Verständlich, dass die grundsätzliche Stimmung bei diesem Streifzug durch das zerstörte New Orleans und die Erinnerungen von Melancholie geprägt ist. Der Frust, die Wut, die Ohnmacht, aber auch die Hoffnung und der Optimismus auf ein Ende der Krise machen sich im Blues Luft. Und langsam entdeckt auch die jüngere Generation, wie sich mit Noten gegen die Not ankämpfen lässt. Als Beispiel tritt die „Next Generation Brass Band“ vor die Kamera.
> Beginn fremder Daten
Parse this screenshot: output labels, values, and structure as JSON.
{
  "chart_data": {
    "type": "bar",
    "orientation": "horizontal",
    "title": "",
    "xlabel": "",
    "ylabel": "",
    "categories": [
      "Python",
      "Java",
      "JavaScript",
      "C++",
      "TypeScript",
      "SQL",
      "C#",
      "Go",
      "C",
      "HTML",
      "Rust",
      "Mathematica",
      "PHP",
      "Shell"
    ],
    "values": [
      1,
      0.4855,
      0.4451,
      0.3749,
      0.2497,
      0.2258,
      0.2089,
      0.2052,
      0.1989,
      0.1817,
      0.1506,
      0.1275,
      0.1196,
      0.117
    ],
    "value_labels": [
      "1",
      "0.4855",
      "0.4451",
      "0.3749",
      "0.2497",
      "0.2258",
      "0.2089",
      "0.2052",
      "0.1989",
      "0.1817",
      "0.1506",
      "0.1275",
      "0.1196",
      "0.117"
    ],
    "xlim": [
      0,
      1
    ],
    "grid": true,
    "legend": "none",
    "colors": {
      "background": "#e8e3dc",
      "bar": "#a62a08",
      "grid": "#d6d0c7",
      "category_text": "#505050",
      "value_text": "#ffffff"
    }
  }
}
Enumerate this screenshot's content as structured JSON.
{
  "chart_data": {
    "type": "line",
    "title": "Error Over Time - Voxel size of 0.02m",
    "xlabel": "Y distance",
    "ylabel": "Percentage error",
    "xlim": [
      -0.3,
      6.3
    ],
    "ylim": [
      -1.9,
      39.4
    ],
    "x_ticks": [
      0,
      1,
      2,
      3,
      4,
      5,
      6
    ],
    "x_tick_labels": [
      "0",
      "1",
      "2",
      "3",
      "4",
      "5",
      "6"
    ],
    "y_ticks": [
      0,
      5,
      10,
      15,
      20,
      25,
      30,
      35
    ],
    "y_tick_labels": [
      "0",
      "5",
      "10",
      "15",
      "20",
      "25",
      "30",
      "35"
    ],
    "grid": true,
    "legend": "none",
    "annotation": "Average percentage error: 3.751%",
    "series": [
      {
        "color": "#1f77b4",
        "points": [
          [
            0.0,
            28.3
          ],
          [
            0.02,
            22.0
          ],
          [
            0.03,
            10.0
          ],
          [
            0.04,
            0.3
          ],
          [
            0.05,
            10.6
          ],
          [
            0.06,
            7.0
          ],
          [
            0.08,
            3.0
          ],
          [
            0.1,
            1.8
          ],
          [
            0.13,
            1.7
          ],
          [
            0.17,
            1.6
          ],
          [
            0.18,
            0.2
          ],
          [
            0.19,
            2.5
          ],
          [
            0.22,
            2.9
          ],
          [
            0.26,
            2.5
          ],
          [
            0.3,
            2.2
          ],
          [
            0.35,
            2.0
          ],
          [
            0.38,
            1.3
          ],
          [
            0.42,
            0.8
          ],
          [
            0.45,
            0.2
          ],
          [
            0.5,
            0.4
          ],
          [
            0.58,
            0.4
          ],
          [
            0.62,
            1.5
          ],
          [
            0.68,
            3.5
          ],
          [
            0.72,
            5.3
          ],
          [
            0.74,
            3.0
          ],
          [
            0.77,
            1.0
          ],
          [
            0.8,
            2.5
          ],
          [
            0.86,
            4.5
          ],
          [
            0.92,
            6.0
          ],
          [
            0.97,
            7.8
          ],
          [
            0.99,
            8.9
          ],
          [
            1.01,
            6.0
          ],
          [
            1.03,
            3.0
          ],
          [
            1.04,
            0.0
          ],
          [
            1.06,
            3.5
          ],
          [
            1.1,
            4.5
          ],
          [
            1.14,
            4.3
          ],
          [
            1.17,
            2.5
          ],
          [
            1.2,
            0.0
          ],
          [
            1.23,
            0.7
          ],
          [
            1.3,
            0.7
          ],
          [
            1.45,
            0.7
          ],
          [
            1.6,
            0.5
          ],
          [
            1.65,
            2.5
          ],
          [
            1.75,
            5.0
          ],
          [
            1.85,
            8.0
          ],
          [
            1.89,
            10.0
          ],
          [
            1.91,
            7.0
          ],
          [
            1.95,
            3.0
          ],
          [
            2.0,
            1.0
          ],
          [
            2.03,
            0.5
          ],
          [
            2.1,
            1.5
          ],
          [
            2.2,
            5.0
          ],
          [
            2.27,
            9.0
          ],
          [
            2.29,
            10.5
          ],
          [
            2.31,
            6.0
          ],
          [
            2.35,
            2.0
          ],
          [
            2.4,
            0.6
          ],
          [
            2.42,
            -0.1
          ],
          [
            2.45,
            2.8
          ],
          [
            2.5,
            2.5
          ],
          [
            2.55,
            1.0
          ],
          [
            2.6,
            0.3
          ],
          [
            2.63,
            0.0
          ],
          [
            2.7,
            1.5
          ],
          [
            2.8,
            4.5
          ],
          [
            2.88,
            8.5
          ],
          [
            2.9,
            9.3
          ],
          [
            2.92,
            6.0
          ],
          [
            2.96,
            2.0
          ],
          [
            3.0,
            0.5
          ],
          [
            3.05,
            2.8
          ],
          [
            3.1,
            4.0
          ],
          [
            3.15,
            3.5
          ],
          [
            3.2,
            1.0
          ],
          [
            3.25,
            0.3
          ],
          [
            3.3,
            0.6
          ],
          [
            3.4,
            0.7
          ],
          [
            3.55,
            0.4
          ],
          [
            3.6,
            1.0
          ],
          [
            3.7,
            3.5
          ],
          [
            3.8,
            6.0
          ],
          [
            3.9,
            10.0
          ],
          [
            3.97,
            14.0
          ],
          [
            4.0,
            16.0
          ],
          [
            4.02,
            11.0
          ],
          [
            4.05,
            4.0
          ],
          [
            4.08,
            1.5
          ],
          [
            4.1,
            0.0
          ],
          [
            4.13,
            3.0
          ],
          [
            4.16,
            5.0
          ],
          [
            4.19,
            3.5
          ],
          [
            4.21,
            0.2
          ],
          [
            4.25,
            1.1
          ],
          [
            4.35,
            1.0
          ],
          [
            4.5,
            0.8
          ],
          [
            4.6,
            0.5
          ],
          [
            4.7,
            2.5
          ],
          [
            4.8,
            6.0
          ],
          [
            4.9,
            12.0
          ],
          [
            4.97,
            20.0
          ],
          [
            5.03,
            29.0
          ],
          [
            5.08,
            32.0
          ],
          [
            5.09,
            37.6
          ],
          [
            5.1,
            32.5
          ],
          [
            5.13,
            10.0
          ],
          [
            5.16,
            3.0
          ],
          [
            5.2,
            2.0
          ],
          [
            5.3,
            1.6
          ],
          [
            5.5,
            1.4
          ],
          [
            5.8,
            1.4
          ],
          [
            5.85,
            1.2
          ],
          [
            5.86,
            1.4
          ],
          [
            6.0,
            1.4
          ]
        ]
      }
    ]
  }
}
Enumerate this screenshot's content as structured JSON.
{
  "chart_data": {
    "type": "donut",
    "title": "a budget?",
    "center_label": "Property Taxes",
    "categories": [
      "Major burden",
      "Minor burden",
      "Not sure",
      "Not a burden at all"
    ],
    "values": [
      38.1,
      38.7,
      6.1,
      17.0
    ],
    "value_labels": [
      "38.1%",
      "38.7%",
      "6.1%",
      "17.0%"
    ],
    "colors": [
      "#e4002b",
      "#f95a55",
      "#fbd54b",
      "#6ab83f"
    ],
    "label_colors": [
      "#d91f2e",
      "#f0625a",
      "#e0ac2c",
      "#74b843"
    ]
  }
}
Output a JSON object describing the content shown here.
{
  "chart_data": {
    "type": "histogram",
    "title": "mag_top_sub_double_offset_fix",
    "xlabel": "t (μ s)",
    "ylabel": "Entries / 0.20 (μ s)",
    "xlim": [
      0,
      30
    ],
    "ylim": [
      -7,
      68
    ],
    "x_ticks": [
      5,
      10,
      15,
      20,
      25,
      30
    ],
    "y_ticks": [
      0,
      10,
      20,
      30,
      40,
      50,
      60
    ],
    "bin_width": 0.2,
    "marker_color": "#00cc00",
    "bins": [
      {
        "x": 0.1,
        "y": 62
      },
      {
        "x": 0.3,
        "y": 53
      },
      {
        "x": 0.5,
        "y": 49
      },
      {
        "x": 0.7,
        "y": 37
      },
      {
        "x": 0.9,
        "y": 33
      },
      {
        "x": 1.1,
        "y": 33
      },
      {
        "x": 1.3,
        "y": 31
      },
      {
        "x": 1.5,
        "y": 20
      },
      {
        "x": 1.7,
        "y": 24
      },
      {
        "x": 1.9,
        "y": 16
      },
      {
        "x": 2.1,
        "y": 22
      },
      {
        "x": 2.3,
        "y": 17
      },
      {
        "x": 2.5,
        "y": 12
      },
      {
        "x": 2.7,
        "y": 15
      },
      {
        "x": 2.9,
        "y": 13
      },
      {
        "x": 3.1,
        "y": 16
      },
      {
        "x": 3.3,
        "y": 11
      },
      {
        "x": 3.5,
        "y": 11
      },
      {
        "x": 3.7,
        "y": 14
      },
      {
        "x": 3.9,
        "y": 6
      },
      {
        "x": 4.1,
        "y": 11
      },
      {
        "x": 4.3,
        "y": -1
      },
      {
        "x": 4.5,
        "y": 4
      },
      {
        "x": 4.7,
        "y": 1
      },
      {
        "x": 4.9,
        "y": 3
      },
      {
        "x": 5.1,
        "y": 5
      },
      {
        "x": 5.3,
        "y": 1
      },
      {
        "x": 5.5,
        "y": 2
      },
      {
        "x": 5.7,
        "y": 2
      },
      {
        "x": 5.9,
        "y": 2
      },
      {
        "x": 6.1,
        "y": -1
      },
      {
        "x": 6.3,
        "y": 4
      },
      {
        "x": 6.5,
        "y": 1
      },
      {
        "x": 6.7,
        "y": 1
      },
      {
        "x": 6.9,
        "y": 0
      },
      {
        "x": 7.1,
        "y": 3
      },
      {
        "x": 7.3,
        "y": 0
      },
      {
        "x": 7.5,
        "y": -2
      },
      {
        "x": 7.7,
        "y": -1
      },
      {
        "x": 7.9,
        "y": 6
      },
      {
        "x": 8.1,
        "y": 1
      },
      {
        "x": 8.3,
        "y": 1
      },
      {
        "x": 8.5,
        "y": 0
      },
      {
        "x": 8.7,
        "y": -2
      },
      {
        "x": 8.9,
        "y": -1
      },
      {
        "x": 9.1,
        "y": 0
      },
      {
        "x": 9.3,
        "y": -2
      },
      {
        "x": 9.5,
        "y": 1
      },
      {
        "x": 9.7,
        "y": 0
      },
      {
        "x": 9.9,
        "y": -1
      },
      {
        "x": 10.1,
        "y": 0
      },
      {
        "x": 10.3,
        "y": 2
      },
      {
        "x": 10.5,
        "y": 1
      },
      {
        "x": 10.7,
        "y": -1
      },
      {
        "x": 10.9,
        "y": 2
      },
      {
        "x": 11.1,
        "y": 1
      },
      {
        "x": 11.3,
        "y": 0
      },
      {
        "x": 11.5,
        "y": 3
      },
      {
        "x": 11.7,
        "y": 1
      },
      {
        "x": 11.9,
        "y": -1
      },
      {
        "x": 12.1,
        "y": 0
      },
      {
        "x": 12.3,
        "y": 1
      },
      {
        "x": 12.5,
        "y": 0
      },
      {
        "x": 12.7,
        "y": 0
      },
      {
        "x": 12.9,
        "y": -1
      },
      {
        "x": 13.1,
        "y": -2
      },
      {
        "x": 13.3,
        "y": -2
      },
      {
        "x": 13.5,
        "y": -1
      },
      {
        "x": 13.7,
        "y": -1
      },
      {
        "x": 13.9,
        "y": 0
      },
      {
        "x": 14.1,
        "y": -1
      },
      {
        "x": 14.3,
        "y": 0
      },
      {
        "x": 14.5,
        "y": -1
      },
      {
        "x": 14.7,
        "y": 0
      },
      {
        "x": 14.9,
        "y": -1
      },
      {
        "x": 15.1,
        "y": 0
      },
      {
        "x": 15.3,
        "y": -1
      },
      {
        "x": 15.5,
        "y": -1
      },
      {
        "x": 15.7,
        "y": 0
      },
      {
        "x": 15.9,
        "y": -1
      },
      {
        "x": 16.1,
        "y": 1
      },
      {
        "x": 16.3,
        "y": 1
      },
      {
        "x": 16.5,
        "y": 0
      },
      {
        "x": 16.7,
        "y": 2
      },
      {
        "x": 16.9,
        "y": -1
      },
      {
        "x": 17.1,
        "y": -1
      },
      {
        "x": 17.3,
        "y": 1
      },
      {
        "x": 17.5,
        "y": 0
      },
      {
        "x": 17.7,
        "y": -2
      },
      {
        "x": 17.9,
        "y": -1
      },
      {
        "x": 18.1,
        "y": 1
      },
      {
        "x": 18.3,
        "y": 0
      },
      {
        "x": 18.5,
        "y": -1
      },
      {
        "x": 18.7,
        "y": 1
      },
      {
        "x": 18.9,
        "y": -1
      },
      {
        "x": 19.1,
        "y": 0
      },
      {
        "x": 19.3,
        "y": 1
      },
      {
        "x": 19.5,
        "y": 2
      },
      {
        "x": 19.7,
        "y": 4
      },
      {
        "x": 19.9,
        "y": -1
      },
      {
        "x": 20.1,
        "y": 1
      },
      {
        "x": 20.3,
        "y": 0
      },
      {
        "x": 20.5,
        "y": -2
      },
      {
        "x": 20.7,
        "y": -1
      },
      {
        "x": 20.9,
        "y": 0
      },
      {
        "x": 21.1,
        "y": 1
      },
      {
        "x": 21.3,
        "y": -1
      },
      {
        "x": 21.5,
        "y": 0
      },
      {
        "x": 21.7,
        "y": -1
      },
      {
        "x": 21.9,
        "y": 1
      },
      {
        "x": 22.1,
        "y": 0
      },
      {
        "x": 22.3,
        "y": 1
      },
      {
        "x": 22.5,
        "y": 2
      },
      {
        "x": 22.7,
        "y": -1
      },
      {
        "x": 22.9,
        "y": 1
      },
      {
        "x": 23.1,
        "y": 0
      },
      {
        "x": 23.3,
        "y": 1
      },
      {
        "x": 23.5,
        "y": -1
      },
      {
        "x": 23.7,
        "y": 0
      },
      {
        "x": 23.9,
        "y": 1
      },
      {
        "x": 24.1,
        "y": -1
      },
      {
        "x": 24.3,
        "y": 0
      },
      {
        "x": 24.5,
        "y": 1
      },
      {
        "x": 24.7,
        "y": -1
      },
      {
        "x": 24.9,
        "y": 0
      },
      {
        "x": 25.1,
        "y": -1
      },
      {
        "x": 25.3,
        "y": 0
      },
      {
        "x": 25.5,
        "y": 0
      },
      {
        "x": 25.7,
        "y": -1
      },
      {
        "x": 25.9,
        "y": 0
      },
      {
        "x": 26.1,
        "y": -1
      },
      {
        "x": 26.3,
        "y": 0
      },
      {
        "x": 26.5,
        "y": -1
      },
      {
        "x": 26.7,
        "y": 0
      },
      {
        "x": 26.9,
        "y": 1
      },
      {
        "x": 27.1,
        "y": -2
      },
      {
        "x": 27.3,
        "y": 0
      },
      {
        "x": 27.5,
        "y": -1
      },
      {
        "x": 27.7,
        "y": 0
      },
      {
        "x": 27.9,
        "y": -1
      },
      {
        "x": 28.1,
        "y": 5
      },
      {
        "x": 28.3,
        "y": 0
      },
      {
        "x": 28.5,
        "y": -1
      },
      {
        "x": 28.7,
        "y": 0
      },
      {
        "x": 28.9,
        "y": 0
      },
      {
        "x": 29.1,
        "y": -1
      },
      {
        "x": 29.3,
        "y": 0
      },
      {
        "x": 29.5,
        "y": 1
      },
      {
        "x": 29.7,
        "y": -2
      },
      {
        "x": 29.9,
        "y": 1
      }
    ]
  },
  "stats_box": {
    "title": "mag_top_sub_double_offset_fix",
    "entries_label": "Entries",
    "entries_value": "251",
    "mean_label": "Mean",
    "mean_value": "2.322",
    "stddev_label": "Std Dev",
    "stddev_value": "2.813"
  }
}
Auch ihnen ist mittlerweile klar geworden, was ihre halbmondförmig an der Küste von Louisiana gelegene Heimatstadt so einmalig macht, dass gerade der Fortbestand der Musik eine bessere Zukunft möglich machen kann – eher jedenfalls als politische Versprechungen, die dann doch nicht eingelöst werden.

„The Sound after the Storm“ ist so gesehen ein Film der Hoffnung und der Erinnerung, der in die Vergangenheit blickt ebenso wie in die Zukunft und der ein Zwischenzeugnis darüber ablegt, wie Menschen verschiedener Generationen sich darum bemühen, dass ihr Erbe nicht in Vergessenheit gerät und dokumentiert wird, wie schwer es umgekehrt ist, in New Orleans wieder einen Sinn fürs Leben zu finden. Man muss nicht explizit Jazzfan sein, um diesen Dokumentarfilm zu mögen, schließlich drücken sich die jüngeren Brassbands auch über HipHop, R’n’B und zeitgemäße Grooves aus. Es ist nun an ihnen, New Orleans im Zeitalter nach Katrina seine Bedeutung zurückzugeben.